B. There are a few analyses that I think would be useful for clarifying these results, which would not require much additional work by the authors.

First, how do the results look if one looks font-by-font, across the 20 different fonts? That is, makes a different 26 x 26 matrix for each of the 20 font, rather than averaging (L752-L753). This would be useful for showing the robustness of the results; that the performance is consistently higher across fonts.

Second, I think it would be useful to have a baseline model of the stimulus properties to compare to the behavioral judgments and neural data. For example, make 26 x 26 pixel similarity models of each font, and then average all 20 of these matrices to get the total pixel similarity model. How much would the observers performance be predicted by this model on the two tasks? Does it better capture the representation of the two NNs? This might also help clarify how they are each representing things.

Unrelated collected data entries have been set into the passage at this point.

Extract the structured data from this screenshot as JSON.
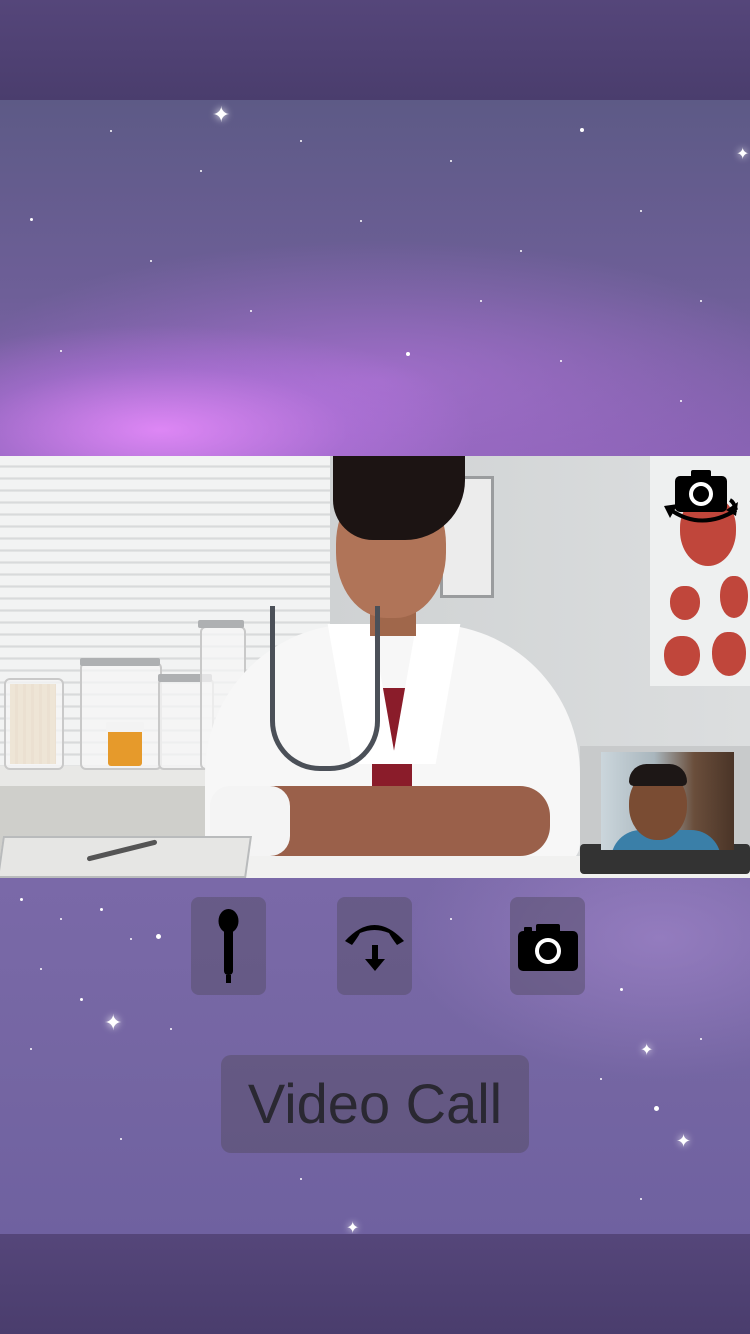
{
  "call": {
    "title_button_label": "Video Call"
  },
  "controls": {
    "mute_icon": "microphone-icon",
    "end_call_icon": "hang-up-icon",
    "camera_icon": "camera-icon",
    "switch_camera_icon": "switch-camera-icon"
  },
  "colors": {
    "background_dark": "#4a3d6b",
    "space_purple": "#7a69a8",
    "button_fill": "#5a506e",
    "icon": "#000000"
  }
}
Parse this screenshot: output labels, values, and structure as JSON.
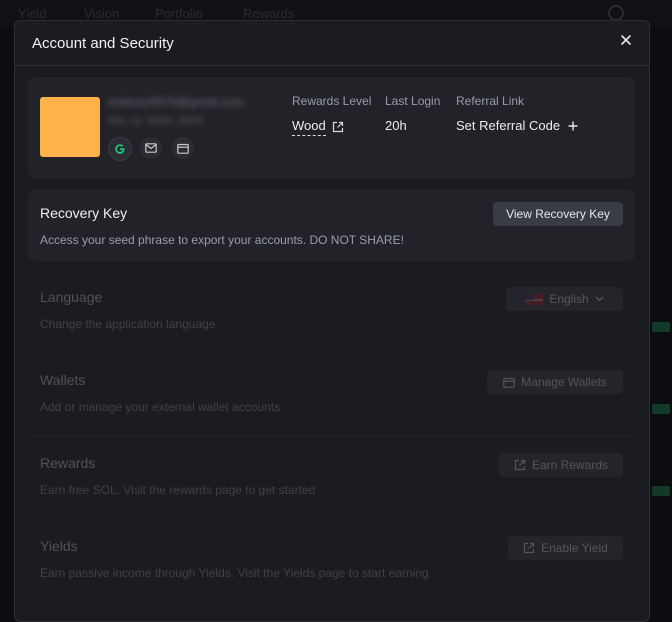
{
  "background": {
    "nav_items": [
      "Yield",
      "Vision",
      "Portfolio",
      "Rewards"
    ]
  },
  "modal": {
    "title": "Account and Security",
    "profile": {
      "email": "mabvey5978@gmail.com",
      "joined": "Dec 11 '2024, 2024",
      "stats": [
        {
          "label": "Rewards Level",
          "value": "Wood"
        },
        {
          "label": "Last Login",
          "value": "20h"
        },
        {
          "label": "Referral Link",
          "value": "Set Referral Code"
        }
      ]
    },
    "recovery": {
      "title": "Recovery Key",
      "description": "Access your seed phrase to export your accounts. DO NOT SHARE!",
      "button": "View Recovery Key"
    },
    "sections": [
      {
        "title": "Language",
        "description": "Change the application language",
        "button": "English"
      },
      {
        "title": "Wallets",
        "description": "Add or manage your external wallet accounts",
        "button": "Manage Wallets"
      },
      {
        "title": "Rewards",
        "description": "Earn free SOL. Visit the rewards page to get started",
        "button": "Earn Rewards"
      },
      {
        "title": "Yields",
        "description": "Earn passive income through Yields. Visit the Yields page to start earning",
        "button": "Enable Yield"
      }
    ]
  },
  "colors": {
    "avatar": "#ffb14a",
    "google_green": "#1fc37a"
  }
}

Third, I think it would be helpful to have a baseline NN as well. For this, maybe see what results one gets with a completely untrained model, since even untrained DNNs have shown some correspondence to neural responses. Might help the authors case if an untrained model even does better than the letter trained model!

C. Beyond the issue raised in A, comparing the networks in this study really seems like apples and oranges. The nature of the two sets of training images are so radically different in their properties, in ways that we know matter to the training and generalization of NNs, that there could be many reasons for explaining the difference in performance that has little do with the hypotheses under consideration. Unless I missed it (and please, correct me), the only variation used was in the fonts used (550 total). But what about:

-Variation in the size, position, contrast, rotation in the picture plane, or even rotation in the depth plane. Addition of noise (cf. Testolin et al. 2017).

-The presentation of the characters in natural scene backgrounds in which they have been convolved but are still discriminable.

-What about training them to do classification of 26 letters x 20 behaviorally tested fonts. This would be more similar to what you have in ImageNet with different breeds of dogs, rather than all dogs being treated as alike. The 520 different categories would then at least give some semblance on similarity in scale of the classification task being performed.

-To really test this, you would need an ImageNet *of letters* in which letters appear in natural scenes with natural variation in viewpoint, illumination, partial occlusion, and so on and so forth. One might even just take pictures of pages of the sorts of books that we use to teach children letters. But I think there would have be some sort of matching of natural variation in the images to make an object trained network and a letter trained network comparable.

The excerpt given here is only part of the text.